IMO President Prof Trevor Duffy said the Government was misleading the public by describing its proposed insurance model as a type of Universal Health Care with free care for all.

“The Government is being disingenuous by confusing the terms Universal Health Insurance and Universal Health Care. These proposals are simply a reform of the financing of health care, not a commitment to a more equitable system of health care,” Prof Duffy said at the launch of the IMO’s submission on the recent White Paper on UHI.

The organisation had serious reservations about the Government’s proposals to deliver on affordability, equity of access, choice, timely access to care and quality of care and value for money, he said.

Accusing the Government of “putting the cart before the horse”, he said what was needed first was an open and transparent debate about the type of health care system we aspire to.

“There is more than one way to finance such as system and all models have their pros and cons.
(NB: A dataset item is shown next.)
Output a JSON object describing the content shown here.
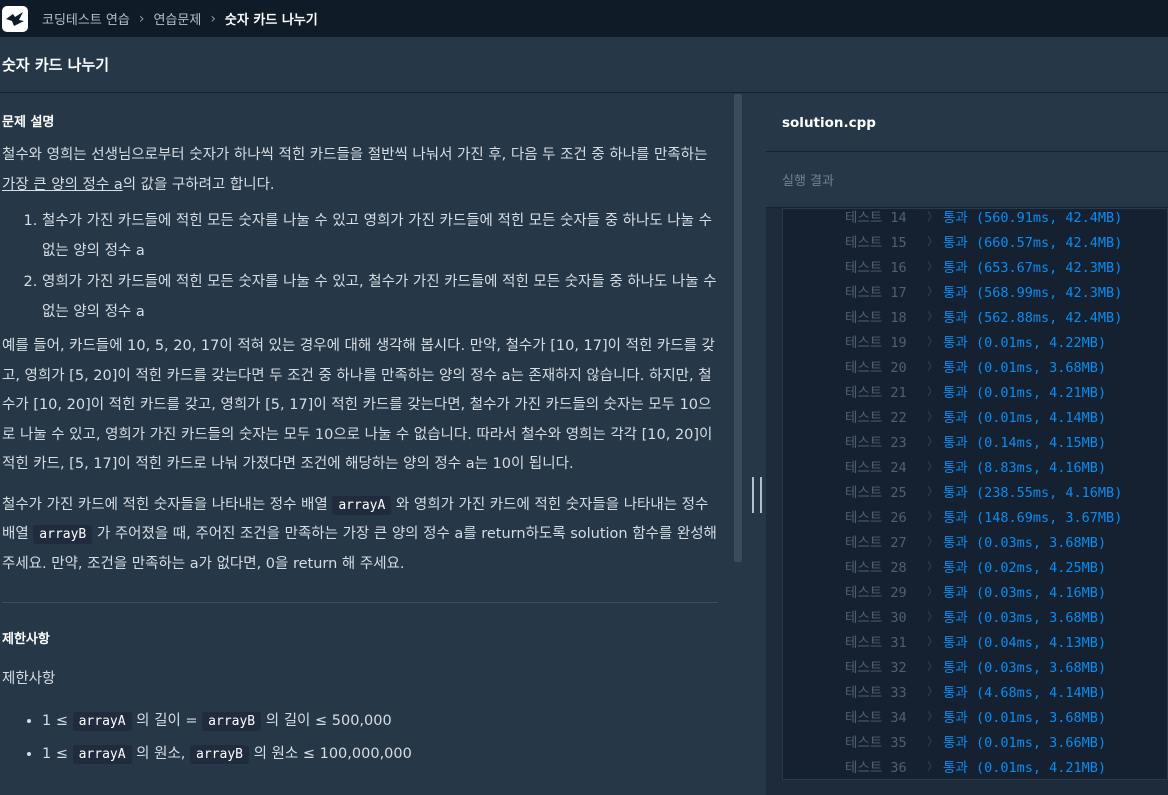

We believe the debate should be broadened to assess the respective merits of financing the system under an expanded taxation model or, eventually, under a system of social health insurance.”

According to the submission, the Government will be obliged to restrict the standard basket of care provided under UHI and impose high out-of-pocket co-payments in order to contain costs. “As a result, we will simply be reshuffling our two-tier system of healthcare to a system where those who can afford supplementary private health insurance will have access to a wider range of care while those without are limited to the standard basked of care with high co-payments.”

The Department of Health has received 125 submission on the White Paper on UHI but says it won’t publish them until after a “thematic analysis” is drawn up over the coming months.